Director: Stephen King Simmons
Writer: Stephen King Simmons
Cast: Rachell Sean, Danny James
Producer: Matt Tucker
Music: Stephen King Simmons
Cinematography: David Komatar
Editor: Stephen King Simmons
Cert: 18 (TBC)
Running time: 72mins
What’s the story: Troubled young woman Parker (Sean) begins seeing aloof therapist Robert (James). Will he help or hinder her struggle against demons from the past?
What’s the verdict: “A Nightmare by Stephen King Simmons” declares a credit during the opening of his debut, The Parker Sessions. A bold statement, as bold as the inescapable horror association of his first two names.

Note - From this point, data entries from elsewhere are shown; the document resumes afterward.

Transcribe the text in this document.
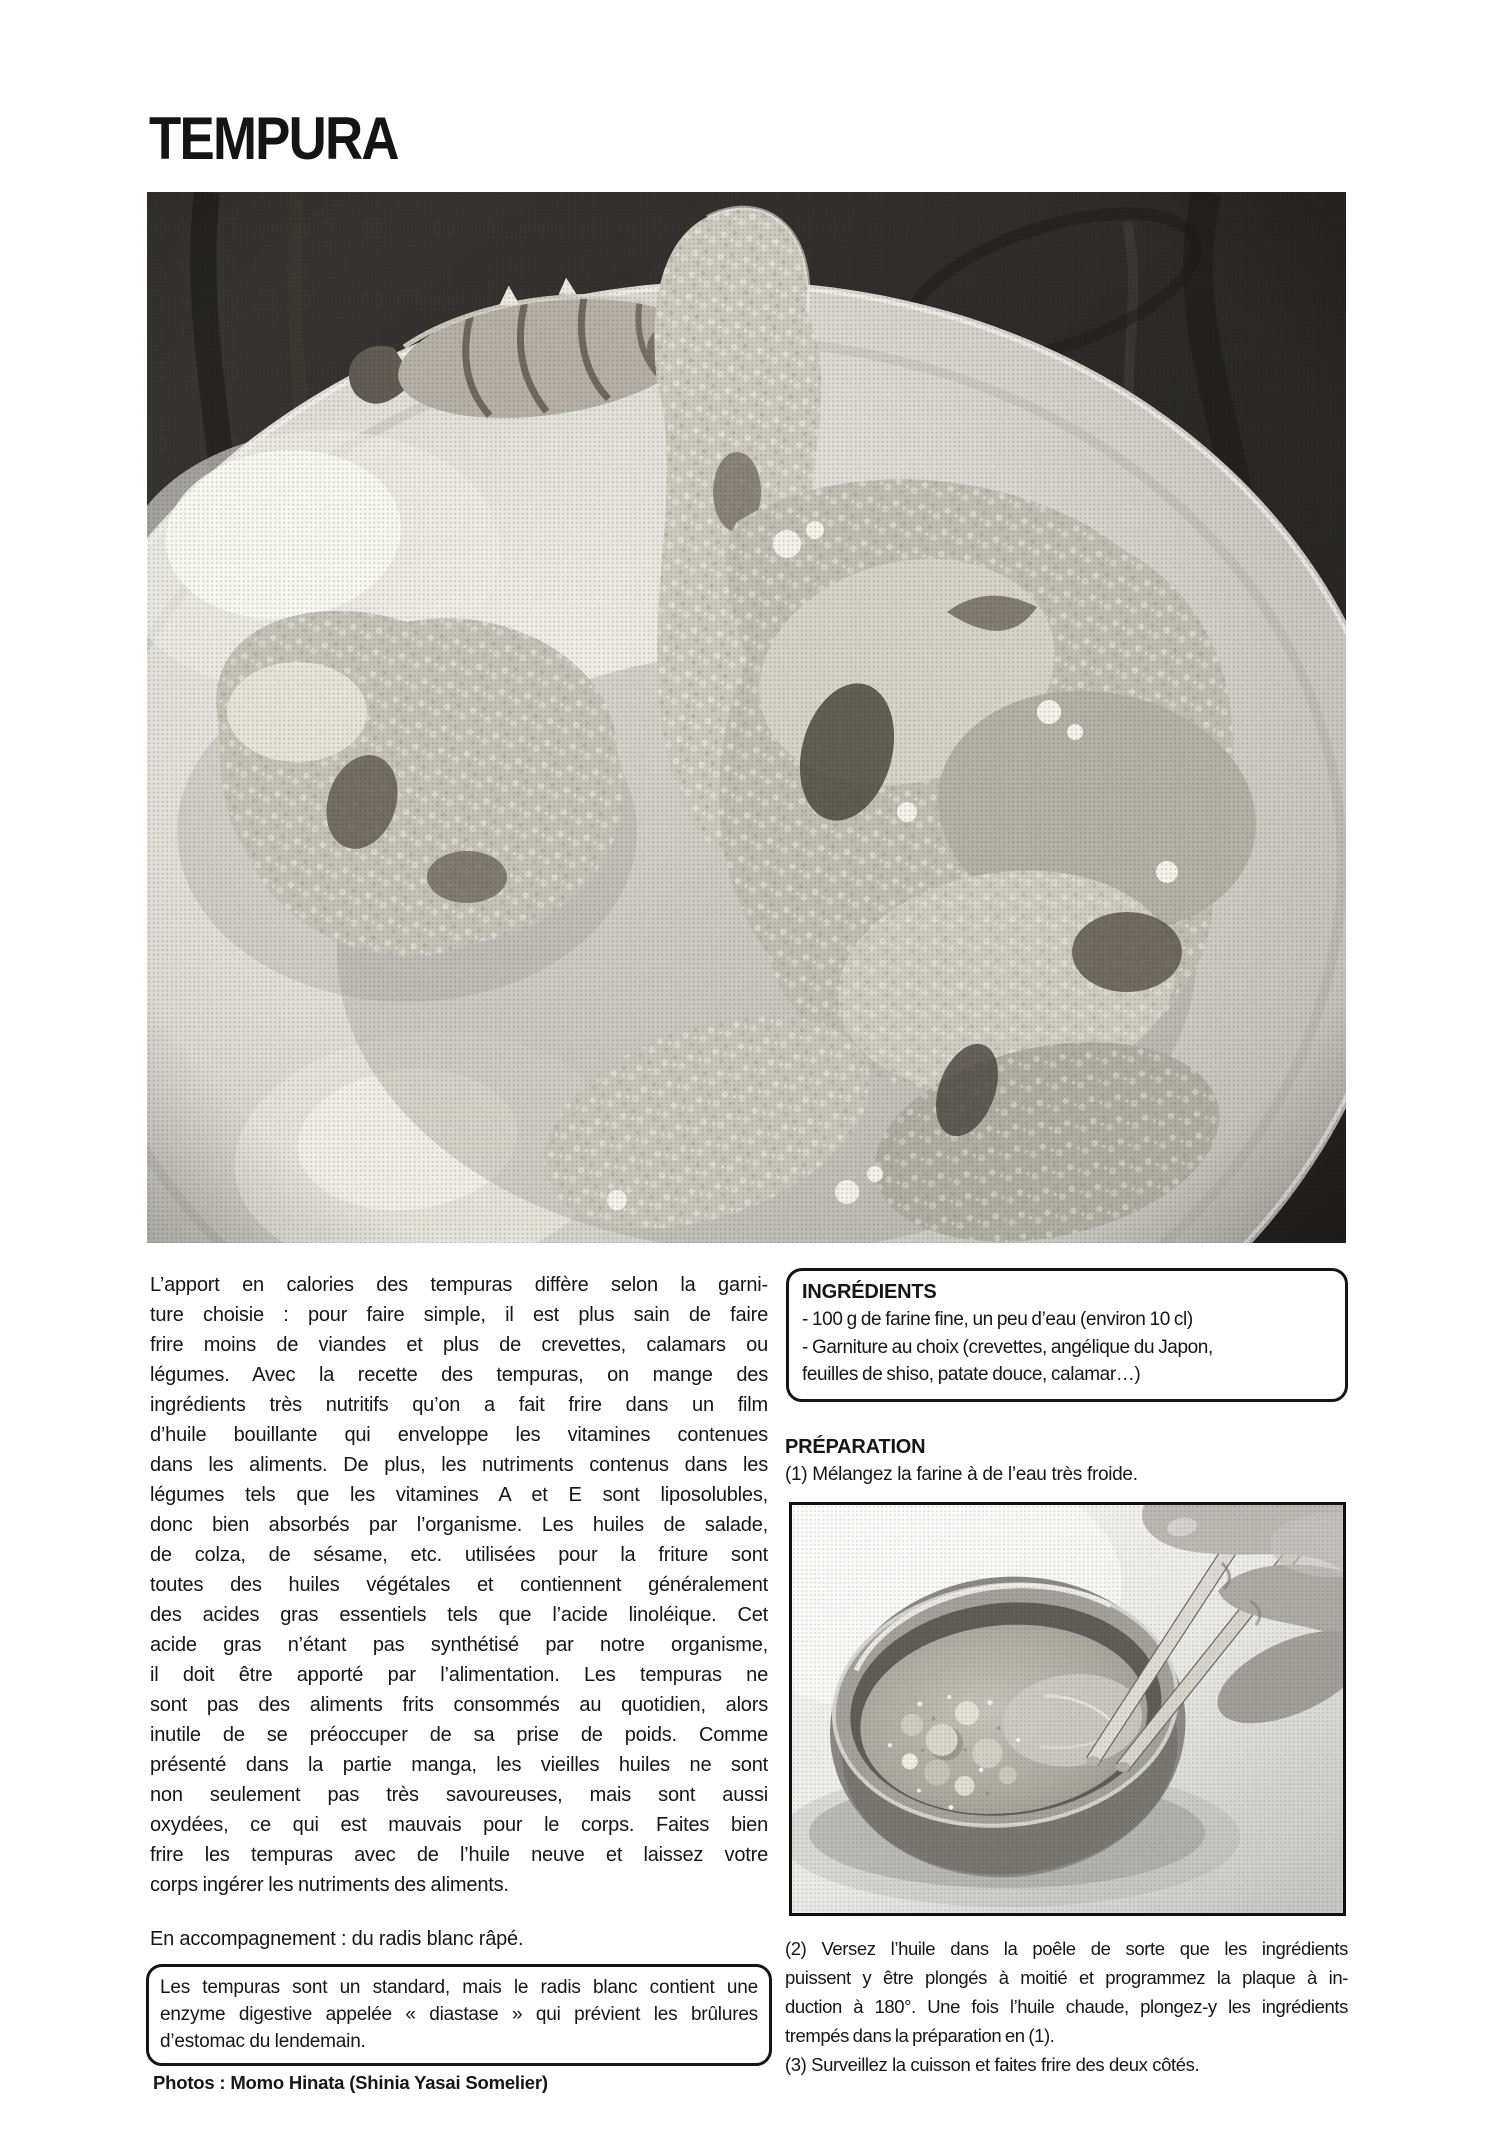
TEMPURA
L’apport en calories des tempuras diffère selon la garni-
ture choisie : pour faire simple, il est plus sain de faire
frire moins de viandes et plus de crevettes, calamars ou
légumes. Avec la recette des tempuras, on mange des
ingrédients très nutritifs qu’on a fait frire dans un film
d’huile bouillante qui enveloppe les vitamines contenues
dans les aliments. De plus, les nutriments contenus dans les
légumes tels que les vitamines A et E sont liposolubles,
donc bien absorbés par l’organisme. Les huiles de salade,
de colza, de sésame, etc. utilisées pour la friture sont
toutes des huiles végétales et contiennent généralement
des acides gras essentiels tels que l’acide linoléique. Cet
acide gras n’étant pas synthétisé par notre organisme,
il doit être apporté par l’alimentation. Les tempuras ne
sont pas des aliments frits consommés au quotidien, alors
inutile de se préoccuper de sa prise de poids. Comme
présenté dans la partie manga, les vieilles huiles ne sont
non seulement pas très savoureuses, mais sont aussi
oxydées, ce qui est mauvais pour le corps. Faites bien
frire les tempuras avec de l’huile neuve et laissez votre
corps ingérer les nutriments des aliments.

En accompagnement : du radis blanc râpé.

Les tempuras sont un standard, mais le radis blanc contient une
enzyme digestive appelée « diastase » qui prévient les brûlures
d’estomac du lendemain.

Photos : Momo Hinata (Shinia Yasai Somelier)

INGRÉDIENTS
- 100 g de farine fine, un peu d’eau (environ 10 cl)
- Garniture au choix (crevettes, angélique du Japon,
feuilles de shiso, patate douce, calamar…)
PRÉPARATION
(1) Mélangez la farine à de l’eau très froide.
(2) Versez l’huile dans la poêle de sorte que les ingrédients
puissent y être plongés à moitié et programmez la plaque à in-
duction à 180°. Une fois l’huile chaude, plongez-y les ingrédients
trempés dans la préparation en (1).
(3) Surveillez la cuisson et faites frire des deux côtés.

But, this short, sharp, shocking film is ripped from Simmons’ own experiences of night terrors and sleepwalking. Small surprise then that it has the texture of a fever dream as it unfolds. Although shot in start black and white, this is a grey, slippery beast, with power shifting between the spiralling Parker and her brittle therapist as they journey deeper into the shadows.
As Parker, debuting actor Rachell Sean delivers a fearless performance of vulnerability and rage. She anchors the film as it slips into the plastic reality of her character’s troubled psyche, cracked by past events. Danny James’s studied turn in inflexible authority is equally notable. Working at opposite ends of the spectrum, the actors’ exchanges boil and hiss like an active volcano.
All this risks tipping into self-indulgent chic-bleak. Rescuing it are frequent moments of genuine nightmare as Parker is beset by past demons, plus a through line of sump-stain black humour, and a third act reveal that reframes the entire film. A moment of Martyrs-level violence could have toppled the tone Simmons carefully creates, but instead binds theme and character for a genuine catharsis. Stick around for a bitter-wry closing acknowledgement compounding the film’s anger.
Likely due to budget, the writer-director opts for a style akin to mumblecore meets Darren Aronofsky. But belying his modest resources are the striking widescreen compositions, and an audio mix (created by Simmons) that plays like the sound of someone’s trauma.
For those who like their indie cinema uncompromising, we recommend booking a session at your earliest convenience.